Rural America may be at the outskirts of our national life, but it has become ground zero in terms of troop casualties. The war is taking a disproportionate toll on our rural communities. According to a study by the Carsey Institute, rural areas have suffered 27 percent of casualties but hold only 19 percent of the population. The survey also concluded that the death rate for rural soldiers, as a percentage of their hometown population, is 60 percent higher than for soldiers from cities and suburbs.
Becky Lourey, whose son Matt died when his helicopter was shot down over Buhriz, says she is not surprised that so many casualties come from small towns. Matt Lourey grew up outside Kerrick, Minnesota (pop. 71), where his family managed an alfalfa and beef-cattle farm. His mother says that in the tightknit towns of the area, Matt and many young people like him feel an urge to serve their community but have few opportunities outside the military. “I do know that rural kids grow up wanting to make a difference,” Lourey says, pointing out that three other young men from the area have also died in Iraq. “I think there’s a real crisis in this country the way college costs have risen. If you don’t have a lot of money, the Army is a way to go to college.”
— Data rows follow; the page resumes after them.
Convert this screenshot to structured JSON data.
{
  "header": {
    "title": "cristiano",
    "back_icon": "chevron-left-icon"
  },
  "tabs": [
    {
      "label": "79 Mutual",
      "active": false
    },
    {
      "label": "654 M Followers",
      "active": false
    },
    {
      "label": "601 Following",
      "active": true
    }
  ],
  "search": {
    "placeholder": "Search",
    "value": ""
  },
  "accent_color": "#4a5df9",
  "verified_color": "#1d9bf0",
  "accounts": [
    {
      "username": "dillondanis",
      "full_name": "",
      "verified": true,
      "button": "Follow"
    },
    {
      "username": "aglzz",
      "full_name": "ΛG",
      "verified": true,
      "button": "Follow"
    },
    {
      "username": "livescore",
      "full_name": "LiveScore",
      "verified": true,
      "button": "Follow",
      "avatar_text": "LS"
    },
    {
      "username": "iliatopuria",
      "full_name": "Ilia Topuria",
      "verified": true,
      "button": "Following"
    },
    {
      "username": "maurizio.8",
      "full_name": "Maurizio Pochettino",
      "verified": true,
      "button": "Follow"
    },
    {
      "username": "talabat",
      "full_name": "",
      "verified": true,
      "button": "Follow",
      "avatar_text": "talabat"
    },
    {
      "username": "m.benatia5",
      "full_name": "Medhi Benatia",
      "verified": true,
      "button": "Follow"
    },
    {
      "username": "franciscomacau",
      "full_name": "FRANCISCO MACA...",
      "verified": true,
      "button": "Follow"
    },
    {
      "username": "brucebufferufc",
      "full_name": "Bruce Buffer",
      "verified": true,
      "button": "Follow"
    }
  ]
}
The lack of opportunities in small towns and the allure of military service is a reminder that, two and a half decades after the “farm crisis” hit the headlines, rural areas continue to struggle economically. People living in rural communities are nearly 30 percent more likely than urbanites to live in poverty.
To focus attention on the cost rural communities are paying for the war, a new organization, Farms Not Arms, is enlisting farmers in the effort to end it. The founders hope that by encouraging farmers to speak out, they can bridge the divide between the antiwar coasts and the more prowar interior. “I think there’s a lot of unhappiness about this war,” says George Naylor, an Iowa corn and soy grower and president of the National Family Farm Coalition. “A lot of farmers who might be Republicans, but who aren’t right-wing Republicans, have changed their views on the war.”
Farms Not Arms has two main goals. The first is to increase the visibility of farmers at peace marches. Farms Not Arms members across the country will carry the group’s banner at six marches marking the fourth anniversary of the Iraq invasion. Some 350 farmers have endorsed the group’s statement opposing the war, which says, “While we foolishly try to police the whole world, we have lost the ability to feed ourselves.” Organizers hope to have 10,000 signatures by the end of the year.
The second goal is to recruit farming families to offer their farms as refuges where returning vets can heal their battle scars through the quiet, steady pace of agricultural work. “All of these guys are coming back trashed,” says Will Allen, a Marine veteran from the 1950s who today runs Cedar Circle Farm in Vermont, the state with the highest percentage of battlefield losses. “Farming is healing. We know that, because we’ve done it. We’re in post-traumatic stress too. Because we’re in bankruptcy, or we’ve already lost the fucking farm.”
Farmers make up a tiny portion of the population. But Farms Not Arms organizers believe that despite their small numbers, they can have an outsized influence on the debate. They say there are natural cultural links between farmers and soldiers–a shared belief in hard work, discipline and collective effort–and that these similarities can be used to connect with rural soldiers and their families and convince them that it’s time to end the war.
“I feel like as farmers we don’t have a lot of political baggage,” says Michael O’Gorman, a co-founder of Farms Not Arms. O’Gorman says he started thinking about how to oppose the war after his son enlisted. “I think we’re expounding pretty American ideals here, Jeffersonian ideals…. Maybe this is a wake-up call for America, that we can’t be the country we set out to be and have more soldiers than farmers. Maybe we can bring the country together.”